Angela Merkel und Annegret Kramp-Karrenbauer im Konrad-Adenauer-Haus: Die Kanzlerin hat Kramp-Karrenbauer als künftige Generalsekretärin vorgeschlagen. (Quelle: dpa)

Annegret Kramp-Karrenbauer soll neue Generalsekretärin der CDU werden. Aber kann sie auch Kanzlerin? Eine deutliche Mehrheit der CDU-Anhänger traut ihr laut einer aktuellen Umfrage die Merkel-Nachfolge zu.

Die CDU-Anhänger stecken große Hoffnung in ihre neue Generalsekretärin Annegret Kramp-Karrenbauer.

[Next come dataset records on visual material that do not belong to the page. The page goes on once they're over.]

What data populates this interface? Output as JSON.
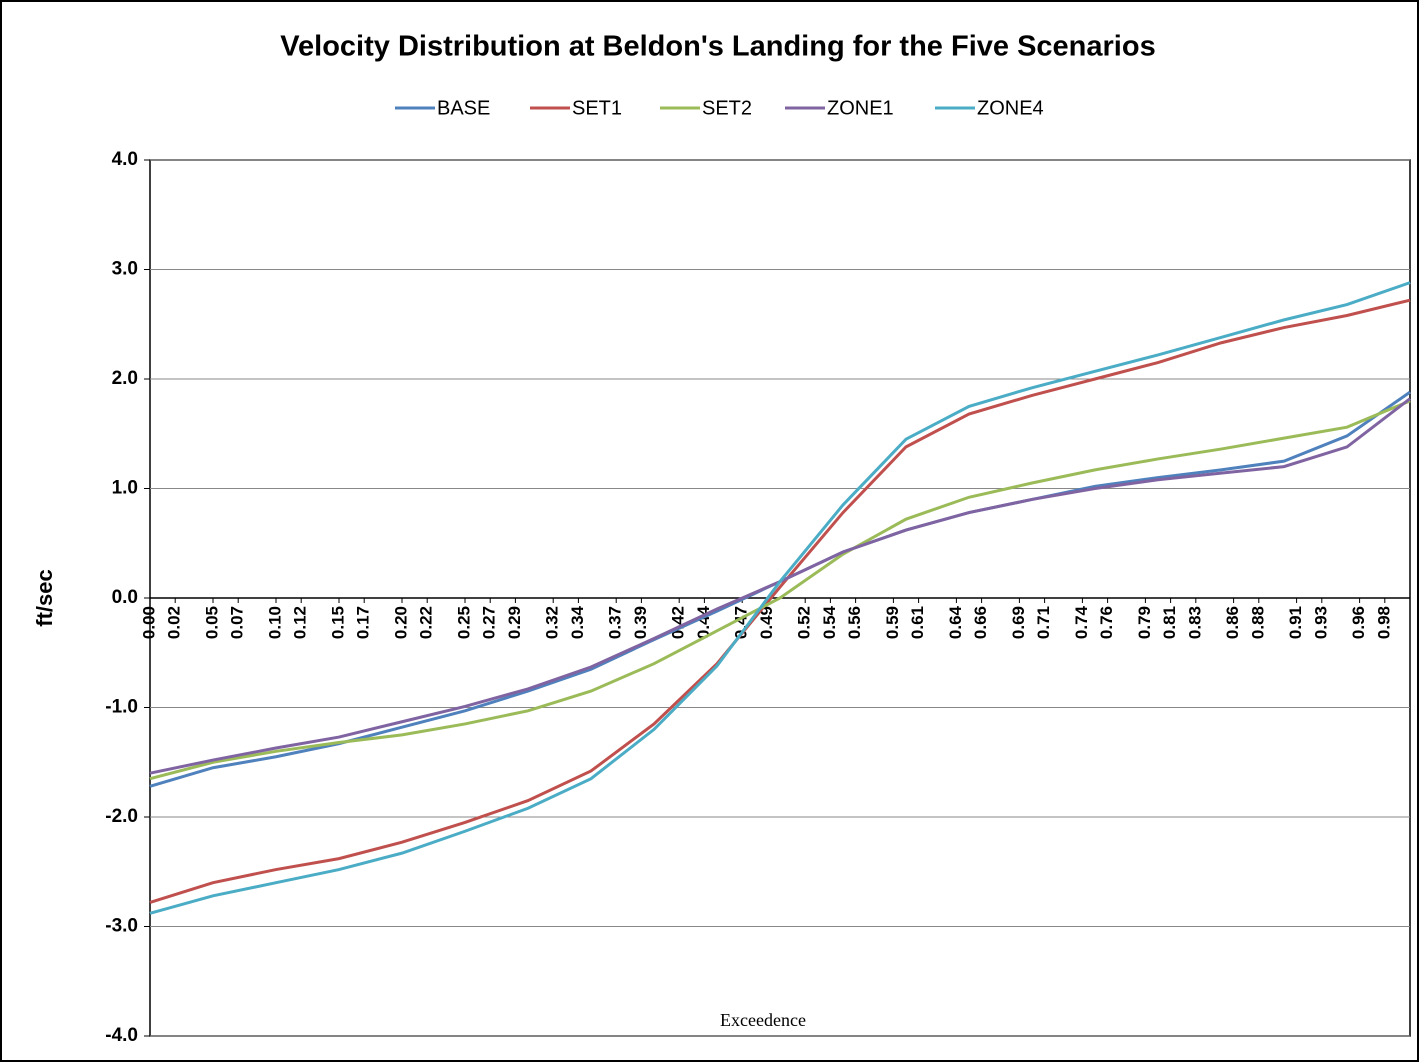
{
  "chart_data": {
    "type": "line",
    "title": "Velocity Distribution at Beldon's Landing for the Five Scenarios",
    "x_label": "Exceedence",
    "y_label": "ft/sec",
    "x": [
      0,
      0.05,
      0.1,
      0.15,
      0.2,
      0.25,
      0.3,
      0.35,
      0.4,
      0.45,
      0.5,
      0.55,
      0.6,
      0.65,
      0.7,
      0.75,
      0.8,
      0.85,
      0.9,
      0.95,
      1.0
    ],
    "series": [
      {
        "name": "BASE",
        "color": "#4f81bd",
        "values": [
          -1.72,
          -1.55,
          -1.45,
          -1.33,
          -1.18,
          -1.03,
          -0.85,
          -0.65,
          -0.38,
          -0.12,
          0.15,
          0.42,
          0.62,
          0.78,
          0.9,
          1.02,
          1.1,
          1.17,
          1.25,
          1.48,
          1.88
        ]
      },
      {
        "name": "SET1",
        "color": "#c0504d",
        "values": [
          -2.78,
          -2.6,
          -2.48,
          -2.38,
          -2.23,
          -2.05,
          -1.85,
          -1.58,
          -1.15,
          -0.6,
          0.1,
          0.78,
          1.38,
          1.68,
          1.85,
          2.0,
          2.15,
          2.33,
          2.47,
          2.58,
          2.72
        ]
      },
      {
        "name": "SET2",
        "color": "#9bbb59",
        "values": [
          -1.65,
          -1.5,
          -1.4,
          -1.32,
          -1.25,
          -1.15,
          -1.03,
          -0.85,
          -0.6,
          -0.3,
          0.0,
          0.4,
          0.72,
          0.92,
          1.05,
          1.17,
          1.27,
          1.36,
          1.46,
          1.56,
          1.8
        ]
      },
      {
        "name": "ZONE1",
        "color": "#8064a2",
        "values": [
          -1.6,
          -1.48,
          -1.37,
          -1.27,
          -1.13,
          -0.99,
          -0.83,
          -0.63,
          -0.37,
          -0.1,
          0.15,
          0.42,
          0.62,
          0.78,
          0.9,
          1.0,
          1.08,
          1.14,
          1.2,
          1.38,
          1.82
        ]
      },
      {
        "name": "ZONE4",
        "color": "#4bacc6",
        "values": [
          -2.88,
          -2.72,
          -2.6,
          -2.48,
          -2.33,
          -2.13,
          -1.92,
          -1.65,
          -1.2,
          -0.62,
          0.15,
          0.85,
          1.45,
          1.75,
          1.92,
          2.07,
          2.22,
          2.38,
          2.54,
          2.68,
          2.88
        ]
      }
    ],
    "xlim": [
      0,
      1
    ],
    "xticks": [
      {
        "value": 0,
        "label": "0.00"
      },
      0.02,
      0.05,
      0.07,
      {
        "value": 0.1,
        "label": "0.10"
      },
      0.12,
      0.15,
      0.17,
      {
        "value": 0.2,
        "label": "0.20"
      },
      0.22,
      0.25,
      0.27,
      0.29,
      0.32,
      0.34,
      0.37,
      0.39,
      0.42,
      0.44,
      0.47,
      0.49,
      0.52,
      0.54,
      0.56,
      0.59,
      0.61,
      0.64,
      0.66,
      0.69,
      0.71,
      0.74,
      0.76,
      0.79,
      0.81,
      0.83,
      0.86,
      0.88,
      0.91,
      0.93,
      0.96,
      0.98
    ],
    "ylim": [
      -4,
      4
    ],
    "yticks": [
      {
        "value": -4,
        "label": "-4.0"
      },
      {
        "value": -3,
        "label": "-3.0"
      },
      {
        "value": -2,
        "label": "-2.0"
      },
      {
        "value": -1,
        "label": "-1.0"
      },
      {
        "value": 0,
        "label": "0.0"
      },
      {
        "value": 1,
        "label": "1.0"
      },
      {
        "value": 2,
        "label": "2.0"
      },
      {
        "value": 3,
        "label": "3.0"
      },
      {
        "value": 4,
        "label": "4.0"
      }
    ],
    "grid": true,
    "legend": "top"
  }
}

Laut einer aktuellen Umfrage des Instituts Civey für t-online.de denken 64 Prozent der CDU-Anhänger sogar, dass sie eine geeignete Merkel-Nachfolgerin wäre.

Lediglich 18 Prozent trauen der saarländischen Ministerpräsidentin das Amt der Kanzlerin offenbar nicht zu. 17 Prozent der befragten CDU-Anhänger sind unentschlossen bei der Frage.

Mit einer überraschenden ersten Personalie hat Kanzlerin Angela Merkel ihre Neuaufstellung in Angriff genommen: Für die Nominierung Kramp-Karrenbauer habe es in der Parteispitze "große Zustimmung" gegeben, sagte Bundeskanzlerin und CDU-Chefin Angela Merkel. Kramp-Karrenbauer kündigte einen "programmatischen Erneuerungsprozess" an.

Es ist eine Möglichkeit für Kramp-Karrenbauer, sich auf bundespolitischer Ebene zu beweisen, denn anders als bei den CDU-Anhängern traut eine Mehrheit der Deutschen der 55-Jährigen das Kanzleramt noch nicht zu.

Während sich 36 Prozent der Befragten Kramp-Karrenbauer als Merkel-Nachfolgerin vorstellen können, halten sie 43 Prozent nicht für die geeignete Kandidatin. 20 Prozent sind auch hier unentschieden.

Allgemein sind sehr viele der Befragten nicht sicher, was damit zusammenhängen könnte, dass die saarländische Ministerpräsident im Rest von Deutschland noch zu unbekannt ist. 

Speziell junge Menschen setzen in Kramp-Karrenbauer wenig Hoffnung: Von den Befragten im Alter von bis zu 29 Jahren können sich nur 28 Prozent Kramp-Karrenbauer als Merkel-Nachfolgerin vorstellen. 51 Prozent halten sie für eher nicht geeignet – 19 Prozent sind unentschieden.  

Demnach hat die neue CDU-Generalsekretärin noch reichlich Arbeit vor sich, wenn sie die CDU-Politik für junge Menschen attraktiver machen will. Für die Umfrage wurden nach Bekanntwerden der Kandidatur von Kramp-Karrenbauer als CDU-Generalsekretärin gut 5000 Menschen online befragt.